The rule against splitting a single cause of action is intended "to prevent repeated
litigation between the same parties in regard to the same subject of controversy; to
protect defendant from unnecessary vexation; and to avoid the costs and expenses
incident to numerous suits."
It cannot be denied that appellant's failure to pay the bottling charges or taxes and the
surcharges for delinquency in the payment thereof constitutes but one single cause of
action which under the above rule can be the subject of only one complaint, under pain
of either of them being barred if not included in the same complaint.
The violation of a single right may give rise to more than one relief. In other words, for
a single cause of action or violation of a right, the plaintiff may be entitled to several
reliefs. It is the filing of separate complaints for these several reliefs that constitutes
splitting up of the cause of action. This is what is prohibited by the rule.

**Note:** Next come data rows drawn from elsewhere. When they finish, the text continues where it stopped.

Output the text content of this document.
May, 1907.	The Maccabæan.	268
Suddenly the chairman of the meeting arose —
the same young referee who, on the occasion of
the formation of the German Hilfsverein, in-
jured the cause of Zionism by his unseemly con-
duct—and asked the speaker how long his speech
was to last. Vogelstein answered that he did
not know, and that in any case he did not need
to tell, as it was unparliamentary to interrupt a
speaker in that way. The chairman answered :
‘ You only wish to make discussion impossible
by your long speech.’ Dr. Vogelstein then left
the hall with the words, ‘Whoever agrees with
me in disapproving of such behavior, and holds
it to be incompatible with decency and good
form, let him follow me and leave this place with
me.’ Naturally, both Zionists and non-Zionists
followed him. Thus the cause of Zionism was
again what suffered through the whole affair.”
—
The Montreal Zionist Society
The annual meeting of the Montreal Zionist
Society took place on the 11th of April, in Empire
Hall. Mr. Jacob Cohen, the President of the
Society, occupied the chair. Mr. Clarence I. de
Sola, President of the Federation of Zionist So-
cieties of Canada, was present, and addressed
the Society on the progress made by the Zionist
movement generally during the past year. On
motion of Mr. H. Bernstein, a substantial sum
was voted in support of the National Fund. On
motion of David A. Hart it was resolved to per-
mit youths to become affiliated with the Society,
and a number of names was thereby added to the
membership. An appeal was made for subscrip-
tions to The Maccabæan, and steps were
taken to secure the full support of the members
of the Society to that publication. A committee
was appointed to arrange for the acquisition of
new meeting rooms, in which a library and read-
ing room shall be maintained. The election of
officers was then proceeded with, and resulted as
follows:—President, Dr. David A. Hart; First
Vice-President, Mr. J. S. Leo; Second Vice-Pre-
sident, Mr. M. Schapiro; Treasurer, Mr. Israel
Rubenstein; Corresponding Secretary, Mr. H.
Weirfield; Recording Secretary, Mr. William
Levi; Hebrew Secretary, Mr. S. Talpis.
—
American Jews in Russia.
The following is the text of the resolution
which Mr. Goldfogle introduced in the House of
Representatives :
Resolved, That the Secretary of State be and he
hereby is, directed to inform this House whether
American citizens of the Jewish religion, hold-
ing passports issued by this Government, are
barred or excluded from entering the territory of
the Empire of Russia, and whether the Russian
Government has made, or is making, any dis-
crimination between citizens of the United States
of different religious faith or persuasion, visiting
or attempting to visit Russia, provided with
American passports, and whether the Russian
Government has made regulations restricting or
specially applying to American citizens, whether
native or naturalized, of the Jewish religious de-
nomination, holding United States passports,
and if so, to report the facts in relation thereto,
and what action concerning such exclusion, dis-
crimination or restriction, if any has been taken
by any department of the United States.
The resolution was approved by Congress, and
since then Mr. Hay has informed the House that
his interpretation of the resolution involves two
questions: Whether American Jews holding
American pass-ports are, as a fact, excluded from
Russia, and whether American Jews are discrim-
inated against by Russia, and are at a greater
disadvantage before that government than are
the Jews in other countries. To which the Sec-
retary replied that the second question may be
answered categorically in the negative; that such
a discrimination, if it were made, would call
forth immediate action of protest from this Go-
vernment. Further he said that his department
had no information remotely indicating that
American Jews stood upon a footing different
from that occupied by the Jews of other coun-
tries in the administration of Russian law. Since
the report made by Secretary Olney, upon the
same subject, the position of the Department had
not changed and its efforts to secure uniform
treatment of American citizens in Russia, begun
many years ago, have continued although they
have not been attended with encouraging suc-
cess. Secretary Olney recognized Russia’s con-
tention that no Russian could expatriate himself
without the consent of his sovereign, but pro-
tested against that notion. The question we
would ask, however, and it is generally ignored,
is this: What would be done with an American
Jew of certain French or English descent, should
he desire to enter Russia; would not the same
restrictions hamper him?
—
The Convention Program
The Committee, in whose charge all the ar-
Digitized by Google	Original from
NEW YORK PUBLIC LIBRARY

The obligation of appellant to pay the surcharges arose from the violation by said
appellant of the same right of appellee from which the obligation to pay the basic
charges also arose. Upon these facts, it is obvious that appellee has filed separate
complaints for each of two reliefs related to the same single cause of action, thereby
splitting up the said cause of action.
Whenever a plaintiff has filed more than one complaint for the same violation of a right,
the filing of the first complaint on any of the reliefs born of the said violation constitutes
a bar to any action on any of the other possible reliefs arising from the same violation,
whether the first action is still pending, in which event, the defense to the subsequent
complaint would be litis pendentia, or it has already been finally terminated, in which
case, the defense would be res adjudicata.
Judgment of lower court is reversed.